Mas assim como posso apreciar Anton LaVey sem concordar com tudo o que ele disse, também posso apreciar Michael Aquino. Ele usou sua reputação profissional para ajudar a garantir que as religiões minoritárias fossem mais bem representadas nas Forças Armadas dos EUA e esteve na linha de frente quando se tratou de combater o Pânico Satânico durante a década de 1980. Ele é um tanto infame por ser tão fascinado pela história nazista; mas ele apenas escreve sobre como os rituais ocultos nazistas eram perversões do politeísmo nórdico (o que é absolutamente verdadeiro, como qualquer heathenista pode verificar); nunca o vi elogiar Hitler, promover o fascismo, negar o Holocausto, pedir o extermínio de Israel ou qualquer coisa que os nazistas realmente façam. Além disso, ele é um veterano, e alguns veteranos gostam muito de certas áreas da história militar que deixam as pessoas desconfortáveis em uma conversa educada. Tenho certeza de que o homem não é perfeito, mas é muito importante para mim que alguém como Aquino estivesse lá para aumentar a conscientização sobre a Set naquela época. Embora eu discorde de algumas de suas opiniões, qualquer pessoa que tenha aprendido sobre a Set comigo deve saber que aprender sobre Aquino foi o que catalisou minha própria conversão em 1997.

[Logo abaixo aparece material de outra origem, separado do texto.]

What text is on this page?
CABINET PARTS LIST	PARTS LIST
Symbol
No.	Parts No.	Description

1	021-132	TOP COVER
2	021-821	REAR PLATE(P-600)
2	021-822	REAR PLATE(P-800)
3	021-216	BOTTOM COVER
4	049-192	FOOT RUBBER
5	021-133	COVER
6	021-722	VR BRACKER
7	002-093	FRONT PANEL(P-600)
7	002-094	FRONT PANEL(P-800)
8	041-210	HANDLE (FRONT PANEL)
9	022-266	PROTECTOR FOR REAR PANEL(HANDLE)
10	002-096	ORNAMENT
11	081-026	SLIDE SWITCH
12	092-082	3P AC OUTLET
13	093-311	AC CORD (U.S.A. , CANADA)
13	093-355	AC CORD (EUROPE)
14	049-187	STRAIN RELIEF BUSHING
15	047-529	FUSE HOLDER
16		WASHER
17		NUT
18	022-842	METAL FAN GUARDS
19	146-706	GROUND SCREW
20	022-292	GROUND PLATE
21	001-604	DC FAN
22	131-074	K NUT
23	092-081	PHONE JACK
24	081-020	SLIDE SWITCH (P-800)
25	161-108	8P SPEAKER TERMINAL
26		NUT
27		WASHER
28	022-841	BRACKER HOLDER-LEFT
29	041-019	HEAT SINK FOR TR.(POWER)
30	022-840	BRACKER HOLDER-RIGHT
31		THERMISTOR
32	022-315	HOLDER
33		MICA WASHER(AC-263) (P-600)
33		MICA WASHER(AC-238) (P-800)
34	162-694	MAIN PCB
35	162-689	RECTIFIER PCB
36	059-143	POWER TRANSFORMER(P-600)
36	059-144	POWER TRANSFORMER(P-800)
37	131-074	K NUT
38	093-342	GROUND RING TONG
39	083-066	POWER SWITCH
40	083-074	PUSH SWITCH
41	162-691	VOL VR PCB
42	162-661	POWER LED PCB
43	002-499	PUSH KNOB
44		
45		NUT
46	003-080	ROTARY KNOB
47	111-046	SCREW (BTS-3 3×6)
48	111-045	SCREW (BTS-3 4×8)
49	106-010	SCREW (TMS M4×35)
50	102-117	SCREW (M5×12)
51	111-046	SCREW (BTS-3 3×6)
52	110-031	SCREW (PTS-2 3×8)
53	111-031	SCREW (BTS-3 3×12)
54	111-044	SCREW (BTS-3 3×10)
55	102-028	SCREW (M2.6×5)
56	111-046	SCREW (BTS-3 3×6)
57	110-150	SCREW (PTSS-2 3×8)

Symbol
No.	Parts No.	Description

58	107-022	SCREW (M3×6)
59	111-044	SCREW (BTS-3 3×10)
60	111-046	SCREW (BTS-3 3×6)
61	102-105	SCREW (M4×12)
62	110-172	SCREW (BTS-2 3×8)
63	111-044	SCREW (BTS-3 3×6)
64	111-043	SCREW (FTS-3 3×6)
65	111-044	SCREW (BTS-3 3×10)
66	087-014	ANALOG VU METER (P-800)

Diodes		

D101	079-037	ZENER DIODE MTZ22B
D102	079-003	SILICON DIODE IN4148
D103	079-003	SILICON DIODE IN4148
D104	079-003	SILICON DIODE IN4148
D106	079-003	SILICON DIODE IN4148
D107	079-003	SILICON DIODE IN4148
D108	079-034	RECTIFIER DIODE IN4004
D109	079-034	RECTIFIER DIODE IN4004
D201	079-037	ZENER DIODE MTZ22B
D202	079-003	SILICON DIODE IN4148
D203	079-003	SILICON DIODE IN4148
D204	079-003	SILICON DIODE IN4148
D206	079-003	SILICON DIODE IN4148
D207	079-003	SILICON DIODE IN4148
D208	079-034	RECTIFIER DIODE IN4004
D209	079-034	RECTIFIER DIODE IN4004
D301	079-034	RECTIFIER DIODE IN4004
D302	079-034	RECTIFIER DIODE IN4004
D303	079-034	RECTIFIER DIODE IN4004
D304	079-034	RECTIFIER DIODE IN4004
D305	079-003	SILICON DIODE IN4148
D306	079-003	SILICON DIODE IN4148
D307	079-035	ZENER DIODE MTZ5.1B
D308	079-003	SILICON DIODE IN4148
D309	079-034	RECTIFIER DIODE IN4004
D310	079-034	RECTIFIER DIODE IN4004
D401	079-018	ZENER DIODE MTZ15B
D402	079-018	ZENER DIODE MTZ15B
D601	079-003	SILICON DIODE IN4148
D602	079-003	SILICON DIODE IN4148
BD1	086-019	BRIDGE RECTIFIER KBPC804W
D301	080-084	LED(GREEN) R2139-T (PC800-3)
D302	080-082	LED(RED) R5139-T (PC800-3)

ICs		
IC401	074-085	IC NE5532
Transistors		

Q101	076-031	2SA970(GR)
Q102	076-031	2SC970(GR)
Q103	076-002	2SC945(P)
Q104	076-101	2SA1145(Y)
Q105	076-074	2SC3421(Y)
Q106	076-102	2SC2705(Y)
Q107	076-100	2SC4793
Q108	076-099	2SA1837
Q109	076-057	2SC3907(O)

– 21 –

Até mesmo Zeena Schreck, a filha mais nova de Anton LaVey, acabou deixando a Igreja de Satã e se juntou ao Templo por um tempo; depois, ela também deixou o Templo e iniciou seu próprio projeto, o Sethian Liberation Movement. Lembre-se de que Schreck é a primeira pessoa registrada como tendo sido criada como satanista desde o nascimento. Ela abandonou o satanismo do pai, mas veio para Set em vez de vir para Jesus, pode-se dizer (e ela também se identifica como budista). A ideia de que esse deus egípcio esquecido roubaria as pessoas do “Papa Negro” de Satã—incluindo sua própria filha—e as inspiraria a se tornarem setianas sempre foi especialmente significativa para mim. Schreck também não é a única ex-membro do Templo a continuar caminhando com Set em sua própria direção. Alguns se tornaram keméticos ou politeístas devocionais e, como mencionei acima, até mesmo nós da Tradição LV-426 nos beneficiamos do trabalho de Aquino. Portanto, embora eu tenha tanto interesse no Templo quanto eles provavelmente têm em mim, acredito que o Grande Vermelho realmente atendeu ao chamado de Aquino para “o diabo ” naquela noite escura de 1975; e sou muito grato por Ele ter feito isso.